Presence or absence of a foot deformity, presence or absence of fibular hemimelia (shortening of the fibia), and knee structure affects treatment options. 50 percent of patients also experience defects in other limbs.[Krajbich,1991],[Westin, 1969] Approximately 15 percent of PFFD cases are bilateral (both legs), with those cases frequently having the more severe fibula and foot defects.[Westin, 1969]

Diagnosis is almost always possible on the first physical examination due to the typical PFFD characteristics. However, the physical exam is of little value for determining the severity of the defect. An X-ray or MRI will be required to determine severity and classification.

An X-ray has the advantage no sedation is required and takes much less time than an MRI, however in the first few months the hip is mostly cartelage and does not display well.

Also the X-ray technician may not have the PFFD leg perfectly parallel to image plate leading to an image with poor value. An MRI has the advantage that you can view much more structure (arteries, cartelage, fat, bone, muscle) and the image is in 3D, but an MRI is typically an hour long affair where the subject must remain absolutely still in an extremely loud environment (imagine a very noisy old-style, humming-clanking elevator).

[Update] A study of the efficacy of MRI vs X-Ray for classifying PFFD found that radiographic evaluation tends to overestimate the degree of deficiency and that, therefore, MRI is better than X-Ray for a good classification.
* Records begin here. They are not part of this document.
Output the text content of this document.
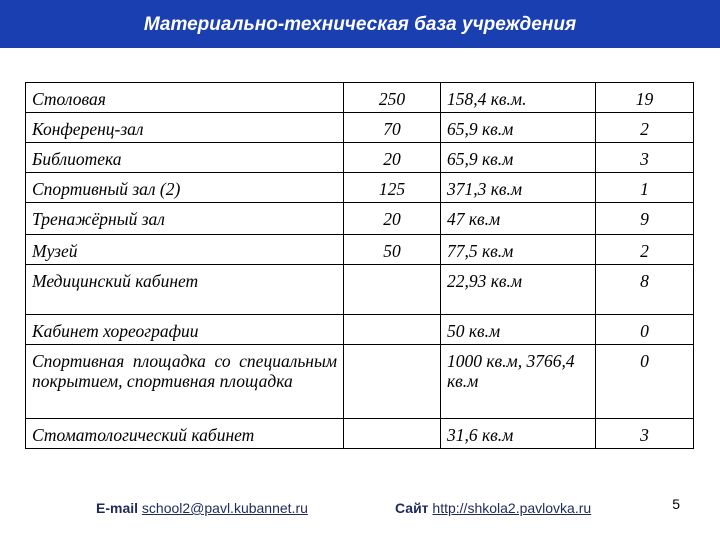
Материально-техническая база учреждения
Столовая	250	158,4 кв.м.	19
Конференц-зал	70	65,9 кв.м	2
Библиотека	20	65,9 кв.м	3
Спортивный зал (2)	125	371,3 кв.м	1
Тренажёрный зал	20	47 кв.м	9
Музей	50	77,5 кв.м	2
Медицинский кабинет		22,93 кв.м	8
Кабинет хореографии		50 кв.м	0
Спортивная площадка со специальным покрытием, спортивная площадка		1000 кв.м, 3766,4 кв.м	0
Стоматологический кабинет		31,6 кв.м	3
E-mail school2@pavl.kubannet.ru	Сайт http://shkola2.pavlovka.ru	5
Maldjian et. al, 2007

If an infant is going to get an MRI it should be fed only breast milk or water (breast milk does not interfere with an MRI) and will probably either be given a suppository or oral sedative to make it sleep and not move while sleeping. After the baby falls asleep it will be transferred to the MRI room.

If you decide on an MRI - it is important for at least one parent to be in the MRI room at the moment your baby is moved from the table it was sleeping on to the MRI platform. This is because if the baby wakes up from the jostling, now in a strange environment with strange people, he or she probably will not want to go to sleep again without a moment of cuddling from Mommy and/or Daddy.
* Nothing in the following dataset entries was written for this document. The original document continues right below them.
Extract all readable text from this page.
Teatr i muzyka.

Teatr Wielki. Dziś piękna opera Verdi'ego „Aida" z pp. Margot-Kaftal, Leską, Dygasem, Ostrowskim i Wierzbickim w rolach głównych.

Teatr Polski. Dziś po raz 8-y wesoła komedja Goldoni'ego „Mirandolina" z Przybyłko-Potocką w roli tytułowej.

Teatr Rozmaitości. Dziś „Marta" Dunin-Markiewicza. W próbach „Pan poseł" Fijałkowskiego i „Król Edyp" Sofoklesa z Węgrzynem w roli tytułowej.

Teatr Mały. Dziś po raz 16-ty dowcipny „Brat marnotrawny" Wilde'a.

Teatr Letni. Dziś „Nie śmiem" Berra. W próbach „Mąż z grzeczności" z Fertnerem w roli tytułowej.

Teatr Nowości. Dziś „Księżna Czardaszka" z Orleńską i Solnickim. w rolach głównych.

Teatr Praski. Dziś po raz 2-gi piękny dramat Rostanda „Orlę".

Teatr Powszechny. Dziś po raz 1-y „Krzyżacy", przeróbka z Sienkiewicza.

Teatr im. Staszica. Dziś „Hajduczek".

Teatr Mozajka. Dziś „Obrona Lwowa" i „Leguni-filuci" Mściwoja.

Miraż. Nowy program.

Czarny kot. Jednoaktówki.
This was the case for us. Our one-year-old woke up, was scared, and wouldn't go back to sleep. The nurses wanted to give even more sedative, even though the maximum recommended level had already been given. Fortunately one of us was a medical professional and knew this and also was able to persudade the nurses to let us try a daddy-lullaby first. Thirty seconds into a quiet hum from daddy and our daughter was asleep and ready for the MRI.